Woman Named Skye Sues Ben & Jerry's Over 'All Natural' Claim
We feel tricked by those Vermont cows who subtly imparted in their placid, bovine way the message that the ice cream they helped to create was oh-so-wholesome and natural. (Or not so subtly: on B&J's web site, the cow is currently sporting a free-trade cocoa beans bag on its back all Juan-Valdez-donkey style.) Likewise, Skye Astiana's udder disillusionment is palpable in the class-action complaint filed in federal court in San Francisco last week: "B&J prominently displayed the moniker 'all natural' on the label of its Ice Cream products, cultivating a healthy and socially conscious image in an effort to promote the sale of these products," the suit reads. In fact, the alkalized cocoa contains potassium carbonate -- a "man-made synthetic agreement." Say it ain't so!
The legal complaint goes into amusing detail about Skye's ice cream-buying habits: "She purchased on multiple occasions B&J's All Natural Chocolate Fudge Brownie Ice Cream as well as other of B&J's Ice Cream products at the Whole Foods grocery store near her residence in Mill Valley, California." We then are directed via a footnote that continues, "The other ice cream products include Cherry Garcia, Chocolate, Chocolate Chip Cookie Dough, Chocolate Fudge Brownie, Chubby Hubby, Chunky Monkey, and New York Super Fudge Chunk." (Look, Skye -- ice cream isn't made out of moonbeams and fairy dust.)
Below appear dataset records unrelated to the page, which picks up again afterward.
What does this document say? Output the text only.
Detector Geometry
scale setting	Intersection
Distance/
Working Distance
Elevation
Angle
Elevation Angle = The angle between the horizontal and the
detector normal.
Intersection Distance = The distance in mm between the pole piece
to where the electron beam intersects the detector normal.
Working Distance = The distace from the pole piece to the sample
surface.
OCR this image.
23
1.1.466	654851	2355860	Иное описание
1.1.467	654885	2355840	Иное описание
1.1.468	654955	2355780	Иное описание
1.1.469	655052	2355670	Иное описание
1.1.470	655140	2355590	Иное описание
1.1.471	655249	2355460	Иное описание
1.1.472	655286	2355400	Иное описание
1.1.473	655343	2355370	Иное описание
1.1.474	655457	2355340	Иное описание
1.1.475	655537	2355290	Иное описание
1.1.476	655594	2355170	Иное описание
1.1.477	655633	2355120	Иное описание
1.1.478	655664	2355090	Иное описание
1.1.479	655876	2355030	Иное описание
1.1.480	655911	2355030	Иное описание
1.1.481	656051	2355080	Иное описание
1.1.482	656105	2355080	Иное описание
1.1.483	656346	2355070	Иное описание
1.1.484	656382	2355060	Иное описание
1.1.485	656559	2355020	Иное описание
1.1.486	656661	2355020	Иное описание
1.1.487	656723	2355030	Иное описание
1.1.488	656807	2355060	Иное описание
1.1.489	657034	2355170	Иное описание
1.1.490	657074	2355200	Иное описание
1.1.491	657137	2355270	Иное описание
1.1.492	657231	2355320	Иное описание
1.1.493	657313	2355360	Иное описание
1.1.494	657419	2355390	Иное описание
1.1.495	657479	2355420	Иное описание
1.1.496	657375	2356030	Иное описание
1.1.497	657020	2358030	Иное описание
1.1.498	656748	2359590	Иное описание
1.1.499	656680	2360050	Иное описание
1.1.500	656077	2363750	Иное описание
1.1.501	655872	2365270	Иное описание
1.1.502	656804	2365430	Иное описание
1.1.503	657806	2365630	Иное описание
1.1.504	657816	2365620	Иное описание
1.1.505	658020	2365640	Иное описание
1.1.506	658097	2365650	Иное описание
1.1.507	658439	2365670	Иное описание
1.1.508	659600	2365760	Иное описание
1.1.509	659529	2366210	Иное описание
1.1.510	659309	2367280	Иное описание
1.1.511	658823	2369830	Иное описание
If you're not salivating by now, the suit then dissects the difference between natural cocoa and Dutch processed cocoa -- and how both of these are different from alkalized cocoa. The FDA doesn't consider anything alkalized to be a deserving bearer of the adjective "natural," the suit notes.
This being a class-action suit, you, too, can get in on the legal fun if you bought one of Ben & Jerry's "All Natural" products in California since September 2006. The suit alleges unfair business practices, false advertising, and unjust enrichment, and attempts to bar the company from printing "All Natural" on its label, recoup Skye's attorney fees, and win back the dollars she's spent on the offending Ben & Jerry's.
In short, this lady wants her ice cream money back.